Dirk Bauermann ist jetzt Nachwuchskoordinator des Deutschen Basketball Bunds

Nun? Ist der innere Vulkan zwar nicht erloschen, doch Bauermann ist längst im Reinen mit sich und seiner beispiellosen Karriere. „Eine Gesellschaft wächst, wenn alte Männer Bäume pflanzen, in deren Schatten sie niemals sitzen werden“, zitiert der gebürtige Oberhausener, der nichts von seinem raumfüllenden Charisma eingebüßt hat, ein griechisches Sprichwort, das er sich bei seiner neuen Aufgabe als Nachwuchskoordinator des Deutschen Basketball Bunds zum Mantra gesetzt hat.

Krefeld ist nach Stationen in unter anderem Litauen, Russland, China und Iran zwar wieder Lebensmittelpunkt, aber Bauermann bleibt ein Getriebener, der durchs Land tourt. Nur die Motive sind andere. Nicht mehr der Schatten glänzender Pokale, in dem er sich sonnen kann, sondern die Baumpflege der talentiertesten Basketballer und die Saat seiner Spielidee in den Köpfen der Trainer stehen im Vordergrund.

Bauermann: "Ich möchte dem Verband etwas zurückgeben"

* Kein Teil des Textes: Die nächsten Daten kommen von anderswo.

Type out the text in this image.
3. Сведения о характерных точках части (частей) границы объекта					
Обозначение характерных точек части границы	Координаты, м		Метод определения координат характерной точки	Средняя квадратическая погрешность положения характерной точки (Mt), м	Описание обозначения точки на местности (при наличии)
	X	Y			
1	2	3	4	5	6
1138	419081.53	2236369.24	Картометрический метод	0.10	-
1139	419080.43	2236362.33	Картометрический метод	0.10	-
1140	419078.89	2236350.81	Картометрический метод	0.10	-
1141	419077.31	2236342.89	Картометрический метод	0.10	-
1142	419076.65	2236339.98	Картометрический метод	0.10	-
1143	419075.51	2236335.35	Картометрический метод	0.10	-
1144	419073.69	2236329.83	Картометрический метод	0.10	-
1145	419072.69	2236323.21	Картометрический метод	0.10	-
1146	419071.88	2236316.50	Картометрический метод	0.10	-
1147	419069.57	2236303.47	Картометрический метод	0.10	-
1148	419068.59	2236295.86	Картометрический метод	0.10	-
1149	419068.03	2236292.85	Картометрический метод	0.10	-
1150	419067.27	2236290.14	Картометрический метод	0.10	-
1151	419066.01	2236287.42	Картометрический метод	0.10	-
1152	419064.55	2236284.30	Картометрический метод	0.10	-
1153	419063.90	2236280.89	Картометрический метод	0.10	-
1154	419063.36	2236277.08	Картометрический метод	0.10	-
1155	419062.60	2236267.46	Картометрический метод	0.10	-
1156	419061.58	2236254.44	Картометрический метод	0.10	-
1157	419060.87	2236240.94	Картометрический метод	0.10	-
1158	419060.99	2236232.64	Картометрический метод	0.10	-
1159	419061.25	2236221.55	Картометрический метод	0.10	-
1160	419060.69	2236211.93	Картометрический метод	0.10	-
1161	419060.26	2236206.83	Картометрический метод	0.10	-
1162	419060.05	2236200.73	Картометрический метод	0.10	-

„Ich möchte dem Verband etwas zurückgeben und das umsetzen, woran ich glaube, weil mir die Jungs wichtig sind“, sagt der langjährige Bundestrainer (2003 bis 2011), dessen Vertrag unbefristet gilt. Seine Glaubenssätze legt Bauermann, der während des gut 90-minütigen Gesprächs mit dem Abendblatt ohne seine heiß geliebte Cola Light auskommt, ausführlich dar: „Die Spielerentwicklung ist die maßgebliche Komponente unserer Arbeit. Sie sollte über komplexen taktischen Strukturen stehen, um kurzfristige Erfolge zu erzielen. Wir konzentrieren uns einerseits auf die Erweiterung des Werkzeugkastens aus individuellen Grundlagen, andererseits auf das Entscheidungsverhalten.“

Und Bauermann wäre nicht Bauermann, wenn er nicht noch anfügen würde, dass es zum Selbstverständnis jeder deutschen Mannschaft gehören müsse, intensiv zu verteidigen. Dann sei es möglich, regelmäßig Topspieler herauszubringen, um die A-Nationalmannschaft langfristig in der europäischen Spitze zu halten, in der sie spätestens seit dem Gewinn der EM-Bronzemedaille 2022 angekommen ist.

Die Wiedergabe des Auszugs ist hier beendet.